Hi all,

Here I am, shooting for the moon again :O

So I successfully got my Lustre servers up and running on CentOS 7 and I need to make some clients. Most machines at my site run a custom, house-built 3.4.61 kernel on Ubuntu 12.04. The kernel was picked mostly due to MOSIX [1] support considerations however we also carefully reviewed the ChangeLog to ensure that key components that we depend on i.e. XFS, NFS, MD RAID were fairly stable ... it would be pretty nice if we could get these machines keyed into Lustre using the kernel they are already running.

I'm just curious if this is actually possible?
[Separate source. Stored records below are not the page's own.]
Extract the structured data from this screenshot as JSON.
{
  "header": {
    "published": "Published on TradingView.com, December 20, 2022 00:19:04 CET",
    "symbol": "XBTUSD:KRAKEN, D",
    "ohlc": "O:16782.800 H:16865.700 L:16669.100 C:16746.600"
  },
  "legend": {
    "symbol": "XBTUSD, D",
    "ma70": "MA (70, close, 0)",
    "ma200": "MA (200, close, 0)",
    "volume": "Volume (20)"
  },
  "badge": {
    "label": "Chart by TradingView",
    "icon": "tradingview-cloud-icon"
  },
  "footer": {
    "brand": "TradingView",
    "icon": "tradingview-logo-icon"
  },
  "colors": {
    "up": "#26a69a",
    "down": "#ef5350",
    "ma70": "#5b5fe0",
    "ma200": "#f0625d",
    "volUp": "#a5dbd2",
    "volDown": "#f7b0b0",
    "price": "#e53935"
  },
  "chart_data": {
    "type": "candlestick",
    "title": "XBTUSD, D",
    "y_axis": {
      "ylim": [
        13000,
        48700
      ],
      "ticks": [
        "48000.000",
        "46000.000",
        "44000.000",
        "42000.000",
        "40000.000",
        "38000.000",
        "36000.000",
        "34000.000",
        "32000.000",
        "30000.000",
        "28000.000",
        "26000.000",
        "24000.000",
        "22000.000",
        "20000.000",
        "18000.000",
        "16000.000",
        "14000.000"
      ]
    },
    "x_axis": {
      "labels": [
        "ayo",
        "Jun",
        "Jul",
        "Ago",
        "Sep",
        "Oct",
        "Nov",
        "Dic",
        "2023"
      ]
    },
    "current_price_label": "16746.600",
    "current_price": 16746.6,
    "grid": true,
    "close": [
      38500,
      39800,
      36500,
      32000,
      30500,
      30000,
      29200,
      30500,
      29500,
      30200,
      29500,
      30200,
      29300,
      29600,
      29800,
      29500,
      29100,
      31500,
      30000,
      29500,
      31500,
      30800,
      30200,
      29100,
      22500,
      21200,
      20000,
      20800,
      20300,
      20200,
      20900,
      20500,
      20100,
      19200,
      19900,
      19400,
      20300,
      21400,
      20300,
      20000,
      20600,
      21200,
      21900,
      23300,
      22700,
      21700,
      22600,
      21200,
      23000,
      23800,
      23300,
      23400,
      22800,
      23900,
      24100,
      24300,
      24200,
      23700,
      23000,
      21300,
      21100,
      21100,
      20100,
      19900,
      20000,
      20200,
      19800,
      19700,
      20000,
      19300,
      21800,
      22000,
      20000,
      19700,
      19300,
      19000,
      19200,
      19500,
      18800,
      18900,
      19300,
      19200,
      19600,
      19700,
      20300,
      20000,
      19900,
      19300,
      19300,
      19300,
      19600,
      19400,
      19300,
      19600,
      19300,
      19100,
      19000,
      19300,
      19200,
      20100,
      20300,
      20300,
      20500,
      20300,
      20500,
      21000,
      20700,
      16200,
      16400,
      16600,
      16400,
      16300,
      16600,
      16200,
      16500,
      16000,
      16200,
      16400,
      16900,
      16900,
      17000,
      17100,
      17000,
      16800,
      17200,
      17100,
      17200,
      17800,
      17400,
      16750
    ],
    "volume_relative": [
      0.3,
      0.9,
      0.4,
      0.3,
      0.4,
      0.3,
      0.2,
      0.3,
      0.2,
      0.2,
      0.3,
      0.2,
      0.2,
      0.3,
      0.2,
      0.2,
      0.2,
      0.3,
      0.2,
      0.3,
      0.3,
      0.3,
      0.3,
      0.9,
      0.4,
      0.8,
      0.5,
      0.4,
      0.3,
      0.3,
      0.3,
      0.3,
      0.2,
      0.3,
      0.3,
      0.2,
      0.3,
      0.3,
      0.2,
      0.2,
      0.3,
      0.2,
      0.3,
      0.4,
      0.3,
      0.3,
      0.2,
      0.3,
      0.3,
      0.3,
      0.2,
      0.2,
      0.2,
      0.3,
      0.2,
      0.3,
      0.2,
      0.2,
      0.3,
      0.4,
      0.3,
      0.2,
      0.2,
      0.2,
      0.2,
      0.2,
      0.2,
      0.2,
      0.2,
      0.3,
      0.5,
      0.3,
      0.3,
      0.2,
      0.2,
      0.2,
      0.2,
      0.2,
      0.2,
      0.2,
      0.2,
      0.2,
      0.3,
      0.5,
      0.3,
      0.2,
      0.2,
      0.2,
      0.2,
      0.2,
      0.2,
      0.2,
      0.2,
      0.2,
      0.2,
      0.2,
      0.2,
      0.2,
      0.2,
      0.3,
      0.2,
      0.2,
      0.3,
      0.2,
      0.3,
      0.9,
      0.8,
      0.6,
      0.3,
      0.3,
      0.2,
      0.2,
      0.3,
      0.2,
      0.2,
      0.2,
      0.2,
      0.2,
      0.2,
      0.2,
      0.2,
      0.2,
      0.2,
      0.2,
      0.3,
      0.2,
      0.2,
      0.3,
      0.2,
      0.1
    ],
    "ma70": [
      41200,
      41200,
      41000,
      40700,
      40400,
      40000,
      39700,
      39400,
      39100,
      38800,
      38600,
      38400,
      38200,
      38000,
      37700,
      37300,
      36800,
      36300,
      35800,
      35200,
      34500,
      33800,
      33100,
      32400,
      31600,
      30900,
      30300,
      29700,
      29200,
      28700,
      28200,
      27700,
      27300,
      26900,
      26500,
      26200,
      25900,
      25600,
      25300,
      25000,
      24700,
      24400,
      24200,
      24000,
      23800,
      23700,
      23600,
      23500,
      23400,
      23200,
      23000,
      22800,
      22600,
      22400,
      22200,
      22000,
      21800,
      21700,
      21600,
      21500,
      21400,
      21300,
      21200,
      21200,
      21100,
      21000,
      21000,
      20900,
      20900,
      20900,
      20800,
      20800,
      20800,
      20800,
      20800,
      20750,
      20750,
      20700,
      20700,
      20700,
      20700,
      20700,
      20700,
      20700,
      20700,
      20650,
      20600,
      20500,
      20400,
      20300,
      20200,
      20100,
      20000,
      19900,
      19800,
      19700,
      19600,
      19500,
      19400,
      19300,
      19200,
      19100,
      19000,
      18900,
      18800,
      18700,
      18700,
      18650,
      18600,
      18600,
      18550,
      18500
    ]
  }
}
I'm using the same lustre-release.tar that I pulled from Git maybe a few weeks ago to build on CentOS 7...

I take that over to the host where I did the kernel build, so, the full source and all the intermediates are in /usr/src/linux ... I untar lustre-release.tar in /usr/src and I follow a procedure that someone basically outlined in submitting Lustre bug report LU-1706:

# cd lustre-release
# sh autogen.sh
# ./configure
# make debs

I go ahead and let this run ... it appears to successfully compile the userland; I get a few packages out:

# ls -l /usr/src/*lustre*.deb
-rw-r--r-- 1 root root    119984 Jul  9 16:39 /usr/src/linux-patch-lustre_2.7.55-1_all.deb
-rw-r--r-- 1 root root    585924 Jul  9 16:40 /usr/src/lustre-dev_2.7.55-1_amd64.deb
-rw-r--r-- 1 root root 106588528 Jul  9 16:40 /usr/src/lustre-source_2.7.55-1_all.deb
-rw-r--r-- 1 root root   4163394 Jul  9 16:40 /usr/src/lustre-tests_2.7.55-1_amd64.deb
-rw-r--r-- 1 root root    659826 Jul  9 16:40 /usr/src/lustre-utils_2.7.55-1_amd64.deb

However, I don't get any kernel module built... it's not clear to me, if I need to follow a manual process of patching the kernel like I did on the server-side, or if "make debs" can figure it out, especially given the presence of the complete kernel source, headers and intermediates at /usr/src/linux. 

The actual "make debs" process, in spite of generating a few *.debs, does fail out with an error, as follows:

# Doesn't seem possible to only build modules...
./configure --with-linux=/lib/modules/3.4.61/build \
                    --with-linux-obj=/lib/modules/3.4.61/build \
                    --disable-server \
                    --disable-quilt  \
                    --disable-dependency-tracking \
                    --disable-doc  \
                    --disable-utils \
                    --disable-iokit \
                    --disable-snmp \
                    --disable-tests \
                    --enable-quota \
                    --with-o2ib=/lib/modules/3.4.61/build /lib/modules/3.4.61/build/drivers/infiniband
configure: WARNING: you should use --build, --host, --target
configure: WARNING: invalid host type: /lib/modules/3.4.61/build/drivers/infiniband
checking build system type... Invalid configuration `/lib/modules/3.4.61/build/drivers/infiniband': machine `/lib/modules/3.4.61/build/drivers/infiniband' not recognized
configure: error: /bin/bash config/config.sub /lib/modules/3.4.61/build/drivers/infiniband failed
make[2]: *** [kdist_config] Error 1
make[2]: Leaving directory `/usr/src/lustre-release/debian/tmp/modules-deb/usr_src/modules/lustre'
make[1]: *** [kdist_build] Error 2
make[1]: Leaving directory `/usr/src/lustre-release/debian/tmp/modules-deb/usr_src/modules/lustre'
BUILD FAILED!
See /usr/src/lustre-release/debian/tmp/modules-deb/var_cache_modass/lustre.buildlog.3.4.61.1436474447 for details.
make: *** [debs] Error 7

That directory does exist...

# ls -l /lib/modules/3.4.61/build/drivers/infiniband
total 20
drwxr-xr-x  2 root root 4096 Sep 10  2013 core
drwxr-xr-x 11 root root 4096 Sep 10  2013 hw
-rw-r--r--  1 root root 1967 Sep  8  2013 Kconfig
-rw-r--r--  1 root root  609 Sep  8  2013 Makefile
drwxr-xr-x  6 root root 4096 Sep 10  2013 ulp

However, we don't use Infiniband here ... it's all Ethernet ... I really couldn't care less if some Infiniband configuration is not recognized, except it seems to be hanging up the module build stage of "make debs" ... can anyone help me out with a workaround on this?

Is it an issue of manual patching; do I perhaps need to specify some parameters to autogen.sh and/or ./configure or maybe it's just a bug of some sort in that particular Git pull; maybe I can clear it up quick with some quick and dirty modifications to the Makefile? Is this even possible to use on a 3.4.61 kernel with Ubuntu 12.04 userland? It seems to build the Lustre userland okay, just the kernel module build seems to be getting hung up.

Thanks,

Sean

[1] http://www.mosix.cs.huji.ac.il/